Bluetooth ile iPhone üzerinden AppleTV kurulumu.
2 sene önce yazdığım bu yazıda da detaylıca paylaştığım gibi, tek yapmamız gereken güncel bir sürüme sahip iPhone’u, yeni tv’ye yaklaştırmak ve beklemek. Böylece iCloud ve Wi-Fi ayarlarımızı otomatik olarak yapabiliyoruz.
1. Yeni Arayüz
Yeni tv’yi ilk çalıştırdığımızda yepyeni ama tanıdık bir arayüzle karşılaşıyoruz. Yıllar içerisinde değişimler geçirse de, AppleTV’nin arayüzü 2010’dan beri pek de değişmemişti. Ancak bu yeni arayüz, hem yazı tipi hem de görsellik açısındaniOS 9 ve El Capitan’dan izler taşıyor. Bu sebeple de yeni olmasına rağmen modern ve tanıdık geliyor.
Yeni arayüze ek olarak yeni tv aynı zamanda iOS’ten devşirilmiş tvOS adlı yeni bir işletim sistemine sahip. Bu açıdan yine tanıdık geliyor olsa da, aslında iPhone veya iPad’e göre çok daha farklı bir ekranda (hem çok kocaman hem de dokunmatik değil) çalışıyor olması, farklılıkları da beraberinde getiriyor.
Yeni işletim sistemi olan tvOS’un belki de en büyük farkı ise artık tv için de bir App Store’un olması. Yani geliştiriciler artık televizyonda görüntülenebilecek, tv’ye yüklenebilecek uygulamalar geliştirebiliyor olacak.
App Store’dan detaylıca bahsedeceğiz, ancak şimdilik işletim sisteminin özelliklerinden devam edelim…
Sinematik Ekran Koruyucular
Apple’ın tıpkı 2010’daki ilk iPad lansmanında olduğu gibi “ekran koruyucu” tanıtması komik gibi gelse de, aslında yeni tv için oldukça hoş bir özellik olduğunu söyleyebilirim.
Apple, yüksek kalitede video formatındaki ekran koruyucular ile tv kullanılmadığı zaman çok şık görüntülerle bizi karşılamasını sağlamış. Gerek bulutların üzerinde, gerekse San Francisco’daki Golden Gate köprüsü olsun, günün saatine göre değişen çok hoş görüntüler olduğunu ve etkileyici olduğunu söyleyebilirim.
2. Yeni Kumanda
Bir diğer yenilik ise tv’nin kumandasında. Önceki nesile göre biraz daha büyüyen kumanda ele daha iyi oturuyor diyebilirim.
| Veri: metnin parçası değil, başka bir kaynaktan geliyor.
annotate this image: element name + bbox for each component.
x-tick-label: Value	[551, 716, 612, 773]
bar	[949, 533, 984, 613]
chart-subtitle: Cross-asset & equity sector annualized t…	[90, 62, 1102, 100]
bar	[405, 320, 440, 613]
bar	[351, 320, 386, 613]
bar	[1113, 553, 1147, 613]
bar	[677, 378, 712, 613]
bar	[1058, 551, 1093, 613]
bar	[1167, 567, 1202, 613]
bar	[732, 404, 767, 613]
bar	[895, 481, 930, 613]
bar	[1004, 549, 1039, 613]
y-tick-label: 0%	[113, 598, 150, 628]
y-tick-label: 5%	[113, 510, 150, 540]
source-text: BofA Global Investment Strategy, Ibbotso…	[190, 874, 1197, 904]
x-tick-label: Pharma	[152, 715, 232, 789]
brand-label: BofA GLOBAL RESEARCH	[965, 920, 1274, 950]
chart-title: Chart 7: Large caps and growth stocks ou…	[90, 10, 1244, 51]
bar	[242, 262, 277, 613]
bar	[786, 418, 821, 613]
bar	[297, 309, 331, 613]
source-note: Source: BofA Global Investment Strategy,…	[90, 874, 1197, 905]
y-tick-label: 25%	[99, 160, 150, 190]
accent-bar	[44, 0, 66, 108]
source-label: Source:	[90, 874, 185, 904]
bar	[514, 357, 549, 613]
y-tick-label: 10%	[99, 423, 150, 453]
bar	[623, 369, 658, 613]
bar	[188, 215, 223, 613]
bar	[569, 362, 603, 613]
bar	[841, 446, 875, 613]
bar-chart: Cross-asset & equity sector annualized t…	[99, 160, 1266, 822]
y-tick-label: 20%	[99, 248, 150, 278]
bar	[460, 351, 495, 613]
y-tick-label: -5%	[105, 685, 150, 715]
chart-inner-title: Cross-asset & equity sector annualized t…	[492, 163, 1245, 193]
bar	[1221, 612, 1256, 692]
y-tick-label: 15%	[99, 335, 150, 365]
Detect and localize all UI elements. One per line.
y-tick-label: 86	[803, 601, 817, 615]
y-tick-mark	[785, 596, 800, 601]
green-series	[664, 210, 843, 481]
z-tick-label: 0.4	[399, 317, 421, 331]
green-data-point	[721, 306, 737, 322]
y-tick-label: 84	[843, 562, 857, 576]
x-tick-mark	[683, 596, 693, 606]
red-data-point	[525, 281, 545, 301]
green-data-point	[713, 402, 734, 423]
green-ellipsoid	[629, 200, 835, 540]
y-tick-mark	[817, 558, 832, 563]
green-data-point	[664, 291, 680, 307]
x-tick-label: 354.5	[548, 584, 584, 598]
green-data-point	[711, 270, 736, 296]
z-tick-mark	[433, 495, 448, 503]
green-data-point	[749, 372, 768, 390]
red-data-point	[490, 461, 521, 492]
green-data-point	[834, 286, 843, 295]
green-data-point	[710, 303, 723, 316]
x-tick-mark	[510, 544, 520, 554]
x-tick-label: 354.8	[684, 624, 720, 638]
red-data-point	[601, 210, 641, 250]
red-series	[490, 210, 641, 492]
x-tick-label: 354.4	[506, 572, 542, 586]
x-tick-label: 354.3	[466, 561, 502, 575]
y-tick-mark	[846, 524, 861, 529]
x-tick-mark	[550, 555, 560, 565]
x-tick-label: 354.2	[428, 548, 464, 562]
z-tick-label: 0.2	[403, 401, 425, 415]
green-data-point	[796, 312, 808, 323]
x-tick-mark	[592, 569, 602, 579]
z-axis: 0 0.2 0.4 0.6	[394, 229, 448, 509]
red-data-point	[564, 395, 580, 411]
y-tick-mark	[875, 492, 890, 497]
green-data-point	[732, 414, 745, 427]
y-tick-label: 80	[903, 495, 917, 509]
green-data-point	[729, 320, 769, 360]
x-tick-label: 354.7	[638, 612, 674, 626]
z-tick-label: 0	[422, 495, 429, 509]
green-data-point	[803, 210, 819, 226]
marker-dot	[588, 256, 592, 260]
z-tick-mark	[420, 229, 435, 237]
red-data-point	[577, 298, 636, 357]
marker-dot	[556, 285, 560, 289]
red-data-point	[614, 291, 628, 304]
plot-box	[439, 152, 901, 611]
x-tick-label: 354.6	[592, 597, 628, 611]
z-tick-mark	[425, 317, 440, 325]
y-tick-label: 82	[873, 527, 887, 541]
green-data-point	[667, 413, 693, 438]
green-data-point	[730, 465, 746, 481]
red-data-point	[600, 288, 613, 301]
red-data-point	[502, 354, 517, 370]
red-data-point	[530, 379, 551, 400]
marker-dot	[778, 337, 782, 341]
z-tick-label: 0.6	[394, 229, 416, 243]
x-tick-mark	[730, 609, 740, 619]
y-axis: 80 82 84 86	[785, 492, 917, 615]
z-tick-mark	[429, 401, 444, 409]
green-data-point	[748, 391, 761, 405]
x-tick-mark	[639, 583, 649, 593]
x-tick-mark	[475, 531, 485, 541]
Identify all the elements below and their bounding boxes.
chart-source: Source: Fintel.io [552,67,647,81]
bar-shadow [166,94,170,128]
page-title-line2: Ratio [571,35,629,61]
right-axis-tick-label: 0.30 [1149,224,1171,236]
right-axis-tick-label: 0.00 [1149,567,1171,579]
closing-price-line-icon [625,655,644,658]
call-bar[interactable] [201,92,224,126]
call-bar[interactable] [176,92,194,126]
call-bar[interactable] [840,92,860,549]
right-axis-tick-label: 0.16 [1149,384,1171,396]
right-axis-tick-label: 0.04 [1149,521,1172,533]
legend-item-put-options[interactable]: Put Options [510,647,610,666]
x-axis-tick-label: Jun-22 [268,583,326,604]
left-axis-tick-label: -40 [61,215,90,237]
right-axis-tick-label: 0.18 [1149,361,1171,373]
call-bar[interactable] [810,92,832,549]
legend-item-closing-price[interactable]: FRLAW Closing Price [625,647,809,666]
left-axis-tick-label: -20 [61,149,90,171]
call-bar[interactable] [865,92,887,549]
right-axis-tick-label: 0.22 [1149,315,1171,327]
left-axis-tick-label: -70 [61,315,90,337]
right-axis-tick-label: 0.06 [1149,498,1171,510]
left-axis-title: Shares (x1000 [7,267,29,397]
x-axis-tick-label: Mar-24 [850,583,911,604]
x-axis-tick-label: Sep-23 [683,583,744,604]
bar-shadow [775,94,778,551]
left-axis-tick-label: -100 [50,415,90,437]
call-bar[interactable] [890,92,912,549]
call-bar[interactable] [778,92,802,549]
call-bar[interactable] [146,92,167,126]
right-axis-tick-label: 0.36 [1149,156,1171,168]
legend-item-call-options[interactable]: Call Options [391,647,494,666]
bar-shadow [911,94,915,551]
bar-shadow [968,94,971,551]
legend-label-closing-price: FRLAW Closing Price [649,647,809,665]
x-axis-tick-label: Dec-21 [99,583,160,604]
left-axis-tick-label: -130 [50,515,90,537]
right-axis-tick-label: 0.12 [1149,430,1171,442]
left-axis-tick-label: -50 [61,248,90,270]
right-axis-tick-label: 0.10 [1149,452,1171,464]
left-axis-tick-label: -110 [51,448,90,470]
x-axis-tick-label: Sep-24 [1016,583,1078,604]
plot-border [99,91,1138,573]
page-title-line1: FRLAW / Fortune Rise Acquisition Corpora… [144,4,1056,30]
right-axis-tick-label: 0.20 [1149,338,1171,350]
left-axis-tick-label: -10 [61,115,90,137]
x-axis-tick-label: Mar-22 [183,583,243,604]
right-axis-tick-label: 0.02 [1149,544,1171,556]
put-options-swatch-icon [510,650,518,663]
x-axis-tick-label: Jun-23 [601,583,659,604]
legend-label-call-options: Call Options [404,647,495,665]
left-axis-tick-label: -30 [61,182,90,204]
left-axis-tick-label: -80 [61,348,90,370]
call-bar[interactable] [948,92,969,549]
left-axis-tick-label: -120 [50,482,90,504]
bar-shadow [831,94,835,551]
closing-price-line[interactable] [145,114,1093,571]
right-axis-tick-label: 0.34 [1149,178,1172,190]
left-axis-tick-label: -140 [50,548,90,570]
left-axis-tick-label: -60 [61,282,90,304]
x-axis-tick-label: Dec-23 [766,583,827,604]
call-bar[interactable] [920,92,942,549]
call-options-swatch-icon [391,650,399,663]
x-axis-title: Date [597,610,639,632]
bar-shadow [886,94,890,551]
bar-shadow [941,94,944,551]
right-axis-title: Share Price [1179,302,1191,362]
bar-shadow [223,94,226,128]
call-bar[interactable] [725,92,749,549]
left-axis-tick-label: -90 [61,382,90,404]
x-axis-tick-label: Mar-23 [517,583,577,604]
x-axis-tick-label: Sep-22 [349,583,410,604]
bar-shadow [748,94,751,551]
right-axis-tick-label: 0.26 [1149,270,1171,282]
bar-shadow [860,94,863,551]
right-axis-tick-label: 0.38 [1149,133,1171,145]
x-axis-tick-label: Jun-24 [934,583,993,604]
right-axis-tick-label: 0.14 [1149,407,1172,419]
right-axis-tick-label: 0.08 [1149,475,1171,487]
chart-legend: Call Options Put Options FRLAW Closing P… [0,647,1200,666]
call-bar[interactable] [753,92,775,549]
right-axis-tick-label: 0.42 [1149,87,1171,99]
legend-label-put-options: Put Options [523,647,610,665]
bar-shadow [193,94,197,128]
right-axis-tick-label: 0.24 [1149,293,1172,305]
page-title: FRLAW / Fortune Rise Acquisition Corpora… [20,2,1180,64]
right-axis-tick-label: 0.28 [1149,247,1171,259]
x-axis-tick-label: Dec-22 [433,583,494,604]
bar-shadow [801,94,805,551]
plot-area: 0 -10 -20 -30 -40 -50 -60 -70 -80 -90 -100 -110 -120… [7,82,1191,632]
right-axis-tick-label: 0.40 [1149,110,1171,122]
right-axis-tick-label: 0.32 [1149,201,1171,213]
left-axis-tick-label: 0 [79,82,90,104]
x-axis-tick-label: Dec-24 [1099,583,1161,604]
Ön tarafta dokunmatik ve basıldığında tıklanabilir bir yüzey varken (aslında Trackpad gibi ama adı Touch Surface), orta kısımda bazı yeni tuşlarla birlikte karşımıza tamamen yenilenmiş bir kumanda çıkıyor.
İlk başta alışması biraz zaman alsa da, dokunmatik yüzeyi kullanarak çok daha kolay bir şekilde tv arayüzünde dolaşmak ve seçim yapmak mümkün. Birkaç saatlik kullanım sonrasında insanın eli alışıyor.
Hızlı hareketler yaparak kolayca en sağa veya en sola gitmek mümkün oluyorken, ufak hareketlerle kare kare ilerlemek veya bir yana geçmek de mümkün. Bu açıdan bakıldığında yeni kumanda inanılmaz pratiklik sağlıyor. İleri/geri sarma tuşlarına elveda…
Kumanda üzerinde 6 tane tuş yer alıyor:
- Menu
- Ana ekran
- Arama (Siri)
- Oynat/Durakla
- Ses yükselt ve azalt
İşin daha da ilginç ve pratik yanı, kumanda sayesinde televizyonumuzu ve televizyonumuzun sesini de açıp kapatabiliyoruz. Yani Apple, evdeki kumanda kaosuna da bir dur demek için çabalamış.
Ayrıca dahili pili olduğu için en altındaki Lightning girişi sayesinde de pili azaldığı zaman kolayca şarj etmek mümkünoluyor.
Bu yeni kumandaya gözümüz gibi bakmamız gerekiyor, çünkü tek başına satın almaya kalktığımızda Apple bize 279 TL fiyat çekiyor! Evet, yani bir önceki nesil Apple TV ile aynı fiyat.
Eski kumanda ise sadece 69 TL.
3. App Store
tv için App Store belki de yeni tv’nin en önemli yeniliği. Ancak henüz bu yeniliğin kendini gösterebildiğini veya olgunlaştığını söylemek pek de mümkün değil.
Hem bireysel geliştiriciler, hem de firmalar tv için uygulamalar geliştirmeye başladılar, ancak bu uygulamalar henüz en basit ve ilkel iPhone uygulamaları gibiler. Elbette bu önümüzdeki dönemde değişecek ve çok daha güzel ve işe yarar uygulamalar göreceğiz.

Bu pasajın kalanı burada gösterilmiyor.